Synthetic biology is a nascent scientific field that aims to apply engineering principles to biological systems, with early successes in producing anti-malarial medicine and reprogramming immune cells to fight cancer. Engineering living systems also has the potential to uncover fundamental biological principles. However, the ability to modify the fundamental software of organisms, the genetic code, is currently limited by our ability to "write" synthetic DNA and generate complex lines of code. For example, creating fully synthetic genomes is possible but remains a monumental undertaking limited to single-cell organisms, such as bacteria and yeast.

I will present our progress, over the past five years, in modifying the genome, generating artificial chromosomes from synthetic DNA pools, and scalable methods for perturbing every gene in C. elegans, allowing biological engineering on a scale not previously possible. We have used these tools to gain novel insights into how large parts of the non-coding genome are derived from a selfish gene and used as "watermarks" to prevent inherited epigenetic silencing of the organism's genes.
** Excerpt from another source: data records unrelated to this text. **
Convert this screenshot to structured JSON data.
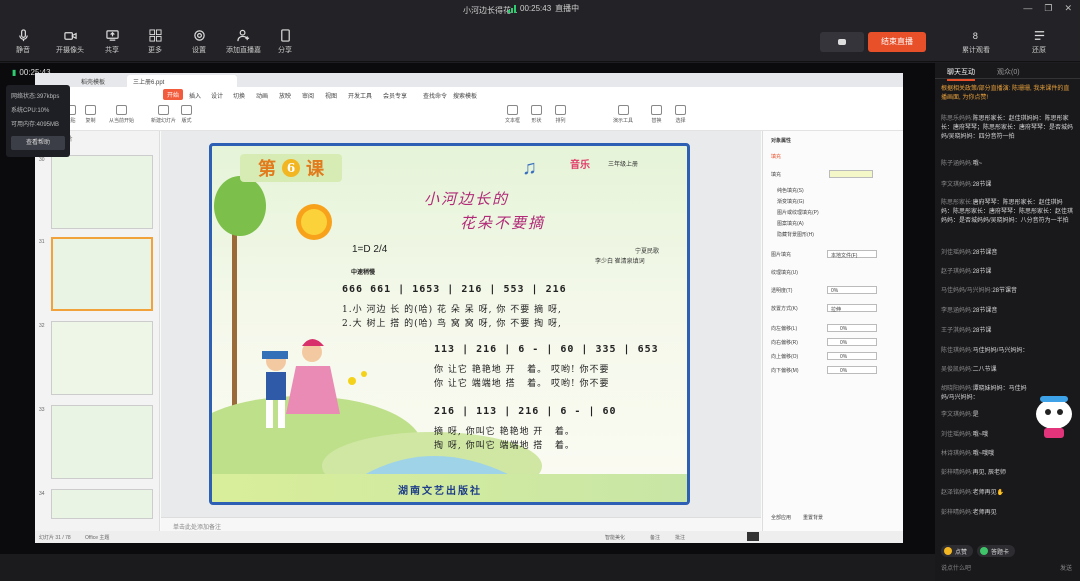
{
  "window": {
    "title": "小河边长得花...",
    "timer": "00:25:43",
    "status": "直播中"
  },
  "toolbar": {
    "mic": "静音",
    "camera": "开摄像头",
    "share": "共享",
    "more": "更多",
    "settings": "设置",
    "add_streamer": "添加直播嘉",
    "share2": "分享",
    "end_live": "结束直播",
    "stats": "累计观看",
    "restore": "还原"
  },
  "overlay": {
    "timer": "00:25:43",
    "net_status_label": "网络状态:",
    "net_status_value": "397kbps",
    "cpu_label": "系统CPU:",
    "cpu_value": "10%",
    "mem_label": "可用内存:",
    "mem_value": "4095MB",
    "help_button": "查看帮助"
  },
  "shared_app": {
    "tabs": [
      "稻壳模板",
      "三上册6.ppt"
    ],
    "menu": [
      "开始",
      "插入",
      "设计",
      "切换",
      "动画",
      "放映",
      "审阅",
      "视图",
      "开发工具",
      "会员专享",
      "查找命令",
      "搜索模板"
    ],
    "ribbon": [
      "粘贴",
      "复制",
      "格式刷",
      "从当前开始",
      "新建幻灯片",
      "版式",
      "节",
      "重置",
      "文本框",
      "形状",
      "排列",
      "轮廓",
      "演示工具",
      "替换",
      "选择"
    ],
    "thumbs_header": [
      "大纲",
      "幻灯片"
    ],
    "slide_numbers": [
      "30",
      "31",
      "32",
      "33",
      "34"
    ],
    "notes_placeholder": "单击此处添加备注",
    "status_left": "幻灯片 31 / 78",
    "status_theme": "Office 主题",
    "status_right": [
      "智能美化",
      "备注",
      "批注"
    ]
  },
  "slide": {
    "lesson_prefix": "第",
    "lesson_number": "6",
    "lesson_suffix": "课",
    "subject": "音乐",
    "grade": "三年级上册",
    "title_line1": "小河边长的",
    "title_line2": "花朵不要摘",
    "key_signature": "1=D  2/4",
    "tempo": "中速稍慢",
    "credit_folk": "宁夏民歌",
    "credit_lyrics": "李少白 崔清泉填词",
    "notation_row1": "666 661 | 1653 | 216 | 553 | 216",
    "lyric_row1": "1.小 河边 长 的(哈) 花 朵 呆 呀, 你 不要 摘 呀,",
    "lyric_row2": "2.大 树上 搭 的(哈) 鸟 窝 窝 呀, 你 不要 掏 呀,",
    "notation_row2": "113 | 216 | 6 - | 60 | 335 | 653",
    "lyric_row3": "你 让它 艳艳地 开   着。 哎哟! 你不要",
    "lyric_row4": "你 让它 端端地 搭   着。 哎哟! 你不要",
    "notation_row3": "216 | 113 | 216 | 6 - | 60",
    "lyric_row5": "摘 呀, 你叫它 艳艳地 开   着。",
    "lyric_row6": "掏 呀, 你叫它 端端地 搭   着。",
    "publisher": "湖南文艺出版社"
  },
  "properties": {
    "title": "对象属性",
    "tab": "填充",
    "section": "填充",
    "options": [
      "纯色填充(S)",
      "渐变填充(G)",
      "图片或纹理填充(P)",
      "图案填充(A)",
      "隐藏背景图形(H)"
    ],
    "image_fill": "图片填充",
    "image_fill_value": "本地文件(F)",
    "texture_fill": "纹理填充(U)",
    "transparency": "透明度(T)",
    "transparency_value": "0%",
    "placement": "放置方式(K)",
    "placement_value": "拉伸",
    "offsets": [
      {
        "label": "向左偏移(L)",
        "value": "0%"
      },
      {
        "label": "向右偏移(R)",
        "value": "0%"
      },
      {
        "label": "向上偏移(O)",
        "value": "0%"
      },
      {
        "label": "向下偏移(M)",
        "value": "0%"
      }
    ],
    "apply_all": "全部应用",
    "reset": "重置背景"
  },
  "chat": {
    "tabs": [
      "聊天互动",
      "观众(0)"
    ],
    "notice": "根据相关政策/部分直播演: 陈珊珊, 我来课件的直播画面, 为你点赞!",
    "messages": [
      {
        "name": "陈思乐妈妈:",
        "text": "陈思彤家长：赵佳琪妈妈：陈思彤家长：唐府琴琴；陈思彤家长：唐府琴琴：是否城妈妈/吴晓妈妈：四分音符一拍"
      },
      {
        "name": "陈子涵妈妈:",
        "text": "哦~"
      },
      {
        "name": "李文琪妈妈:",
        "text": "28节课"
      },
      {
        "name": "陈思彤家长:",
        "text": "唐府琴琴：陈思彤家长：赵佳琪妈妈：陈思彤家长：唐府琴琴：陈思彤家长：赵佳琪妈妈：是否城妈妈/吴晓妈妈：八分音符为一半拍"
      },
      {
        "name": "刘佳瑶妈妈:",
        "text": "28节课音"
      },
      {
        "name": "赵子琪妈妈:",
        "text": "28节课"
      },
      {
        "name": "马佳妈妈/马兴妈妈:",
        "text": "28节课音"
      },
      {
        "name": "李思涵妈妈:",
        "text": "28节课音"
      },
      {
        "name": "王子淇妈妈:",
        "text": "28节课"
      },
      {
        "name": "陈佳琪妈妈:",
        "text": "马佳妈妈/马兴妈妈："
      },
      {
        "name": "吴俊凯妈妈:",
        "text": "二八节课"
      },
      {
        "name": "胡晓阳妈妈:",
        "text": "谭晓妹妈妈：马佳妈妈/马兴妈妈："
      },
      {
        "name": "李文琪妈妈:",
        "text": "是"
      },
      {
        "name": "刘佳瑶妈妈:",
        "text": "哦~哦"
      },
      {
        "name": "林诗琪妈妈:",
        "text": "哦~哦哦"
      },
      {
        "name": "彭梓晴妈妈:",
        "text": "再见, 辰老师"
      },
      {
        "name": "赵泽铭妈妈:",
        "text": "老师再见✋"
      },
      {
        "name": "彭梓晴妈妈:",
        "text": "老师再见"
      }
    ],
    "chips": [
      "点赞",
      "答题卡"
    ],
    "input_placeholder": "说点什么吧",
    "send": "发送"
  }
}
My laboratory is currently focused on developing massively parallel reporter assays with the aim of using machine-learning algorithms to understand the basic regulatory grammar of gene expression.

About the speaker

Prof. Christian Froekjaer Jensen obtained his Ph.D. from the University of Copenhagen, Denmark. He trained as a postdoc with Prof. Erik Jorgensen at the University of Utah and with Prof. Andrew Fire at Stanford University, USA. In 2017, he joined the KAUST Environmental Epigenetics Program (KEEP) as an Assistant Professor of Bioscience. He is a member of KAUST Smart Health Initiative and an associate member of the Bioengineering program. His research group at KAUST, the laboratory for Synthetic Genome Biology, is focused on developing foundational technologies for genetic engineering in C. elegans, and has distributed reagents to over 800 laboratories at more than 450 universities.